Dans le débat public, le doigt pointe l’agriculteur comme le seul responsable du prix de son produit. Alors qu’il ne reçoit que 18% du montant sur chaque fromage que l’on consomme. Le vrai débat n’est pas là. Et même s’il y était, dans une bête question d’argent, il faudrait quand même voir plus loin que le bout de notre nez. Comprendre que tous les pays protègent tous d’une façon ou d’une autre leur agriculture. Que le nôtre continuerait probablement de le faire. La plupart des pays subventionnent massivement l’agriculture, comme les États-Unis par exemple. Et d’où vient l’argent des gouvernements? De la poche des citoyens. Rien ne se perd, rien ne se crée. Concept de base.
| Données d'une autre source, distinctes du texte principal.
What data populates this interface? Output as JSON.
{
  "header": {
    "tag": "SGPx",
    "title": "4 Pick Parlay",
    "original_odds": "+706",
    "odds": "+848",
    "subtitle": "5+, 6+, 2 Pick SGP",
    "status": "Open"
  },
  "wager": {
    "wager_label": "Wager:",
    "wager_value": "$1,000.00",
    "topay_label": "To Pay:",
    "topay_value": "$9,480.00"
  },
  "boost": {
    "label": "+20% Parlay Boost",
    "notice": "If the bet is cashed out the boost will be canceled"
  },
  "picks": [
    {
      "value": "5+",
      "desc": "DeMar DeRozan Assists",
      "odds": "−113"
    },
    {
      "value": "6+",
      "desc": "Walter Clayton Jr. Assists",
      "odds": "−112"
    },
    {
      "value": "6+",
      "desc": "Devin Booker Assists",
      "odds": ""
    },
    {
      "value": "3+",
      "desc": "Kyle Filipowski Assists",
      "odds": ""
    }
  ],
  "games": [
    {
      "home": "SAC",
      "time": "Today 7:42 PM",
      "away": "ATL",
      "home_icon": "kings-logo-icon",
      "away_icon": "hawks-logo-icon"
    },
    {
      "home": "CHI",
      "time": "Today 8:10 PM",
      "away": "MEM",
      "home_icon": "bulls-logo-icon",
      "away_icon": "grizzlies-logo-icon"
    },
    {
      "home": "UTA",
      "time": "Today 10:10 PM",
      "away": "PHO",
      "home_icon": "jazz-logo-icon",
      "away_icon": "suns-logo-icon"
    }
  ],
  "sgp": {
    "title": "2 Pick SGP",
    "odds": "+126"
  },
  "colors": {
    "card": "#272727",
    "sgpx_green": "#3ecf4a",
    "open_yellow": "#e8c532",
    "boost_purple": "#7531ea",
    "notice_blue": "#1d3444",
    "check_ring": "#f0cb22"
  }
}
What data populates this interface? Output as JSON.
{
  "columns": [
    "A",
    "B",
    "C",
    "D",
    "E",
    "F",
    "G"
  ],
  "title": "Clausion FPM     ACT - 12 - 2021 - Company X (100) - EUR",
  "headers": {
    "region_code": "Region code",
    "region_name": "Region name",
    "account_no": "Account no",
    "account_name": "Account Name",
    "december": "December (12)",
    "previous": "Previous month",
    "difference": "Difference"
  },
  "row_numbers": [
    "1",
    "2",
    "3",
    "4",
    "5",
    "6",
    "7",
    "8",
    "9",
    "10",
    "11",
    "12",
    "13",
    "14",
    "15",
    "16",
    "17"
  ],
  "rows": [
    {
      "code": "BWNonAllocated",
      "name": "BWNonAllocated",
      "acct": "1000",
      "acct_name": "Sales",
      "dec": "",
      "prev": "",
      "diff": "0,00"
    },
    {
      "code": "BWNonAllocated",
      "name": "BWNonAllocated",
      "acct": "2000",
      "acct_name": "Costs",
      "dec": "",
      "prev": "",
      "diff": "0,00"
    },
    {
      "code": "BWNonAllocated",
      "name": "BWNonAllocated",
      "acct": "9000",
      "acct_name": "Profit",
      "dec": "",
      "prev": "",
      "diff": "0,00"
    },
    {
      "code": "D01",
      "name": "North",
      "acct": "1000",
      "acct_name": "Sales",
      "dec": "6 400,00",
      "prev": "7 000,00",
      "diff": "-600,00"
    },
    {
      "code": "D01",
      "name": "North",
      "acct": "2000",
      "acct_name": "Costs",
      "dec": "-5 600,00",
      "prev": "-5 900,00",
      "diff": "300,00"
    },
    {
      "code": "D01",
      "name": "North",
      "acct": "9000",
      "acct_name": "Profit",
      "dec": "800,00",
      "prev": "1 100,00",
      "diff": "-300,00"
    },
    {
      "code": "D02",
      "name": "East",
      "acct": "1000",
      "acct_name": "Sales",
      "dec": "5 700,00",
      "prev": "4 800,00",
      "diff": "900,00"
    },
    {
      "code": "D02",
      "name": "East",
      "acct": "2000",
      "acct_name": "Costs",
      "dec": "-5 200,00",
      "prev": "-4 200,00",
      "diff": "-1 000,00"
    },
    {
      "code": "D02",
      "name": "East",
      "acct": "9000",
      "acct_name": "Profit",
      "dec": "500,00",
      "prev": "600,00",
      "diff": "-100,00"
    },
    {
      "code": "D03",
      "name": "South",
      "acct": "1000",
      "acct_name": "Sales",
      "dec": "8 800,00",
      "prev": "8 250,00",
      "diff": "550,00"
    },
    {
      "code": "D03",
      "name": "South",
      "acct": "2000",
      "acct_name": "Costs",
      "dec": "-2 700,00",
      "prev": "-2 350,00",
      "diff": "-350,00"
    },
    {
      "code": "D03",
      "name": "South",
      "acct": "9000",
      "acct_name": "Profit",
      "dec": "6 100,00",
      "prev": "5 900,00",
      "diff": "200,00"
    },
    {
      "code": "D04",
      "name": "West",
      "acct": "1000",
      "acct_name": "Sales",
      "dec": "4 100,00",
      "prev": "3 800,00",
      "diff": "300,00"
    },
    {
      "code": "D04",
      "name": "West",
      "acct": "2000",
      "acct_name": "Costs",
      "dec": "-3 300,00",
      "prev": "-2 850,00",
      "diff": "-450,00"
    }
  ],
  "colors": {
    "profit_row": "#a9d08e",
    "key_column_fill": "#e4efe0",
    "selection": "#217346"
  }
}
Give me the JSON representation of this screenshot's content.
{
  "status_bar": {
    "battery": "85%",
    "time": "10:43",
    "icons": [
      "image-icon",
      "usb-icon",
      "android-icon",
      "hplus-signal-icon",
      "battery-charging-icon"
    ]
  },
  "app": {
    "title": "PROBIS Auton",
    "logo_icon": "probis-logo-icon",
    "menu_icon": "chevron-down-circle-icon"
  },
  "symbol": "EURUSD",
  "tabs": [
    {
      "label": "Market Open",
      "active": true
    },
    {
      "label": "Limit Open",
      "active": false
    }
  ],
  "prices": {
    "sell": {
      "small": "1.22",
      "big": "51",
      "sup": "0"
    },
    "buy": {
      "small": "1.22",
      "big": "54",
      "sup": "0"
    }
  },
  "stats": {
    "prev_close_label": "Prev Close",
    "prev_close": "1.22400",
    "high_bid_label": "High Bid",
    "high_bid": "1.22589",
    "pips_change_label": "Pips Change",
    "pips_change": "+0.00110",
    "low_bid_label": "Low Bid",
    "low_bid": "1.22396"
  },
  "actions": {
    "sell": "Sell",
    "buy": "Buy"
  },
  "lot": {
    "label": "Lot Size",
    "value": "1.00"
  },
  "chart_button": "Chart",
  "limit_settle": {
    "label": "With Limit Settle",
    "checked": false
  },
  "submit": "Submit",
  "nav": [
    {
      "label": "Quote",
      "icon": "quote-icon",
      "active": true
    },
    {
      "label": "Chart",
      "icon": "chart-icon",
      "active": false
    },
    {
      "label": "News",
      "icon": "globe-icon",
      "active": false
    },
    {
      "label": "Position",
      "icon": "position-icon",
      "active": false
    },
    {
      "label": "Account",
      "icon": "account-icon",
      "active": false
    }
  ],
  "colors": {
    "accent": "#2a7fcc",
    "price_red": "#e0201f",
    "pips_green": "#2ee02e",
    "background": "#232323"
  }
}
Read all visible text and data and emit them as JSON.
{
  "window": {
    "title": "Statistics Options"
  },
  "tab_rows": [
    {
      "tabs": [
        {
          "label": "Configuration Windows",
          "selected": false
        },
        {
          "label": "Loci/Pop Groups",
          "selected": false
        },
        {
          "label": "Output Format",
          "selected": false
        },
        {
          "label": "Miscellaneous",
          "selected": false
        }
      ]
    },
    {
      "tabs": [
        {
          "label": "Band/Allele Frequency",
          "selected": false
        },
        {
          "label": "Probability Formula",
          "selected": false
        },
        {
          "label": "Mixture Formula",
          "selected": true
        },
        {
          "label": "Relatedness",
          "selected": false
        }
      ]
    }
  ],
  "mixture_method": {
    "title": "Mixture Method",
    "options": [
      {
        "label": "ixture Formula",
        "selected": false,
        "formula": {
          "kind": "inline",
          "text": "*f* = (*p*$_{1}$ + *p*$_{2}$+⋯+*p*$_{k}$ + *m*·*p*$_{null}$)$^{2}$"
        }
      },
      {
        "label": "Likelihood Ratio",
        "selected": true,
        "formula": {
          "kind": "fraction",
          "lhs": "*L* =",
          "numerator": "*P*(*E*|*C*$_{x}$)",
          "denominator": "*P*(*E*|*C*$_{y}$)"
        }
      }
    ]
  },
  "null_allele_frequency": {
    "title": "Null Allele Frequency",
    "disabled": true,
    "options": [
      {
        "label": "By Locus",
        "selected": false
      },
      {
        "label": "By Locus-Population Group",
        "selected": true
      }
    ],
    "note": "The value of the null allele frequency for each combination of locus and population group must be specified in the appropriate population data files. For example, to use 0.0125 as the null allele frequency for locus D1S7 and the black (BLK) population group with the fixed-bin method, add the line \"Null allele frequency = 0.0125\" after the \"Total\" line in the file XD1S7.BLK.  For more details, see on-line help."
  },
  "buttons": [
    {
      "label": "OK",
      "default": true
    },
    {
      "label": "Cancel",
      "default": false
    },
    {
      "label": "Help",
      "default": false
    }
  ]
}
Et je m’interroge. Je cherche à mettre le doigt sur le moment où c’est arrivé. C’était peut-être quand Laurent Proulx a obtenu une injonction pour poursuivre son cours d’anthropologie en pleine grève étudiante. Ce jour-là, ce côté sacré qu’on accordait au droit des étudiants à militer pour la gratuité scolaire – parce qu’il y avait avant un consensus tacite parmi nous sur le fait que l’éducation était une vache sacrée, le socle sur lequel se construisait notre société – ce jour-là, on a désacralisé l’éducation. Elle devenait un produit comme les autres. On devait tout bêtement lui établir un juste coût et honorer notre entente avec le consommateur qui n’avait pas eu accès au produit pour lequel il avait payé.  Je ne sais pas quand c’est arrivé. Mais je sais qu’un jour, avoir des vaches sacrées, c’est devenu négatif, associé à l’immobilisme, à une réticence au changement.

Alors un jour, il n’y a plus de vaches sacrées chez nous. Ni l’éducation, ni l’agriculture. Ce jour-là, tout est devenu d’importance égale. Ce jour-là, nous sommes devenus des consommateurs. J’ai toujours été frappée de la sonorité du mot « consommateur ». « Con – sommateur ». C’est plus fort que moi, je vois ce mot de cette façon. Ce con qui somme cet agriculteur, ce gouvernement, ce commerçant, cet artisan, de se plier à toutes ses exigences. « Je veux que les animaux soient bien traités, que l’environnement soit protégé, que ton fromage ait toujours le même goût, que ma garderie assure le plein développement de mon enfant (il doit être Einstein) je veux tout ça et encore plus, mais pour moins cher qu’ailleurs (et surtout, moins cher qu’en Ontario, ceux qui ont vu le débat comprendront). »

S’il faut s’arrêter à ce niveau d’analyse et de débat, nous n’arriverons à rien comme société. C’est avec nos yeux de citoyens qu’il faut regarder ces enjeux.

La sécurité alimentaire

La gestion de l’offre n’est pas parfaite. Elle a ses défauts. Elle est rigide. Elle limite l’innovation. Le prix des quotas limite la reprise d’entreprises non-apparentée. Mais. Mais elle a aussi ses vertus.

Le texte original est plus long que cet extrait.